None of this is happening right away. But it’s going to happen pretty fast. My prediction is that the big tech companies that are developing agents similar to Project Jarvis will be licensing their technologies to software vendors. Accounting software vendors from Intuit to Sage to Epicor and SAP will be developing similar agents on their own, or may use Project Jarvis or Anthropic or Microsoft. As these agents become more dependable, they will literally be doing the work that your accounting staff is doing. Your payables and billing people should be taking note and updating their skills if they want to keep their jobs.

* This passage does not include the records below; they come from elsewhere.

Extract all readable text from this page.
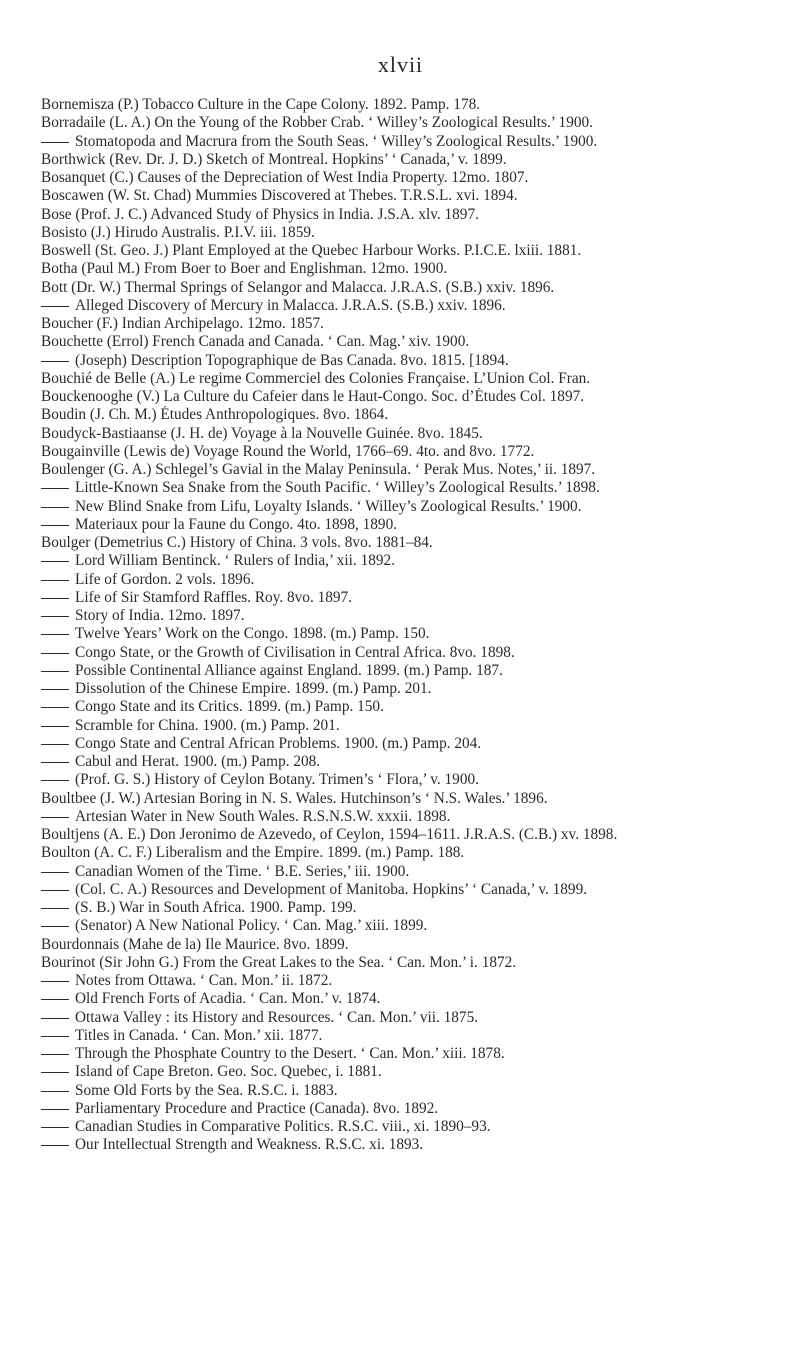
xlvii
Bornemisza (P.) Tobacco Culture in the Cape Colony. 1892. Pamp. 178.
Borradaile (L. A.) On the Young of the Robber Crab. ‘ Willey’s Zoological Results.’ 1900.
Stomatopoda and Macrura from the South Seas. ‘ Willey’s Zoological Results.’ 1900.
Borthwick (Rev. Dr. J. D.) Sketch of Montreal. Hopkins’ ‘ Canada,’ v. 1899.
Bosanquet (C.) Causes of the Depreciation of West India Property. 12mo. 1807.
Boscawen (W. St. Chad) Mummies Discovered at Thebes. T.R.S.L. xvi. 1894.
Bose (Prof. J. C.) Advanced Study of Physics in India. J.S.A. xlv. 1897.
Bosisto (J.) Hirudo Australis. P.I.V. iii. 1859.
Boswell (St. Geo. J.) Plant Employed at the Quebec Harbour Works. P.I.C.E. lxiii. 1881.
Botha (Paul M.) From Boer to Boer and Englishman. 12mo. 1900.
Bott (Dr. W.) Thermal Springs of Selangor and Malacca. J.R.A.S. (S.B.) xxiv. 1896.
Alleged Discovery of Mercury in Malacca. J.R.A.S. (S.B.) xxiv. 1896.
Boucher (F.) Indian Archipelago. 12mo. 1857.
Bouchette (Errol) French Canada and Canada. ‘ Can. Mag.’ xiv. 1900.
(Joseph) Description Topographique de Bas Canada. 8vo. 1815. [1894.
Bouchié de Belle (A.) Le regime Commerciel des Colonies Française. L’Union Col. Fran.
Bouckenooghe (V.) La Culture du Cafeier dans le Haut-Congo. Soc. d’Études Col. 1897.
Boudin (J. Ch. M.) Études Anthropologiques. 8vo. 1864.
Boudyck-Bastiaanse (J. H. de) Voyage à la Nouvelle Guinée. 8vo. 1845.
Bougainville (Lewis de) Voyage Round the World, 1766–69. 4to. and 8vo. 1772.
Boulenger (G. A.) Schlegel’s Gavial in the Malay Peninsula. ‘ Perak Mus. Notes,’ ii. 1897.
Little-Known Sea Snake from the South Pacific. ‘ Willey’s Zoological Results.’ 1898.
New Blind Snake from Lifu, Loyalty Islands. ‘ Willey’s Zoological Results.’ 1900.
Materiaux pour la Faune du Congo. 4to. 1898, 1890.
Boulger (Demetrius C.) History of China. 3 vols. 8vo. 1881–84.
Lord William Bentinck. ‘ Rulers of India,’ xii. 1892.
Life of Gordon. 2 vols. 1896.
Life of Sir Stamford Raffles. Roy. 8vo. 1897.
Story of India. 12mo. 1897.
Twelve Years’ Work on the Congo. 1898. (m.) Pamp. 150.
Congo State, or the Growth of Civilisation in Central Africa. 8vo. 1898.
Possible Continental Alliance against England. 1899. (m.) Pamp. 187.
Dissolution of the Chinese Empire. 1899. (m.) Pamp. 201.
Congo State and its Critics. 1899. (m.) Pamp. 150.
Scramble for China. 1900. (m.) Pamp. 201.
Congo State and Central African Problems. 1900. (m.) Pamp. 204.
Cabul and Herat. 1900. (m.) Pamp. 208.
(Prof. G. S.) History of Ceylon Botany. Trimen’s ‘ Flora,’ v. 1900.
Boultbee (J. W.) Artesian Boring in N. S. Wales. Hutchinson’s ‘ N.S. Wales.’ 1896.
Artesian Water in New South Wales. R.S.N.S.W. xxxii. 1898.
Boultjens (A. E.) Don Jeronimo de Azevedo, of Ceylon, 1594–1611. J.R.A.S. (C.B.) xv. 1898.
Boulton (A. C. F.) Liberalism and the Empire. 1899. (m.) Pamp. 188.
Canadian Women of the Time. ‘ B.E. Series,’ iii. 1900.
(Col. C. A.) Resources and Development of Manitoba. Hopkins’ ‘ Canada,’ v. 1899.
(S. B.) War in South Africa. 1900. Pamp. 199.
(Senator) A New National Policy. ‘ Can. Mag.’ xiii. 1899.
Bourdonnais (Mahe de la) Ile Maurice. 8vo. 1899.
Bourinot (Sir John G.) From the Great Lakes to the Sea. ‘ Can. Mon.’ i. 1872.
Notes from Ottawa. ‘ Can. Mon.’ ii. 1872.
Old French Forts of Acadia. ‘ Can. Mon.’ v. 1874.
Ottawa Valley : its History and Resources. ‘ Can. Mon.’ vii. 1875.
Titles in Canada. ‘ Can. Mon.’ xii. 1877.
Through the Phosphate Country to the Desert. ‘ Can. Mon.’ xiii. 1878.
Island of Cape Breton. Geo. Soc. Quebec, i. 1881.
Some Old Forts by the Sea. R.S.C. i. 1883.
Parliamentary Procedure and Practice (Canada). 8vo. 1892.
Canadian Studies in Comparative Politics. R.S.C. viii., xi. 1890–93.
Our Intellectual Strength and Weakness. R.S.C. xi. 1893.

Because this is what it’s all about, isn’t it? Jobs. Productivity. Overhead reduction. I have clients that employ multiple people in their accounting departments doing data entry all day. They re-key data from one system to another. They attach documents. They enter and retrieve information. They move transactions to spreadsheets for more analysis.
All of this is done by moving a mouse along a screen, pulling down menus, clicking on links, identifying open fields, entering data into those open fields, clicking the save button, then moving on to the next transaction. Project Jarvis AI would easily replicate those actions. With less mistakes. All day and all night. And doesn’t need health insurance. It would get smarter as it learns.
You Won’t See Project Jarvis Right Away
You won’t see this happening in 2025. You’ll start to see this in 2026. Most accountants and business owners I know won’t trust this technology. Many will resist. Accountants like me tend to be overly conservative. And people doing data entry inside of companies oftentimes get territorial. We hate change.
But having this attitude will put our companies at peril. Because younger, more innovative competitors will lean heavily into Project Jarvis and its competitors to help them run their companies as efficiently as possible. And by doing so they’ll be able to quote prices much lower than those who don’t while still protecting their margins.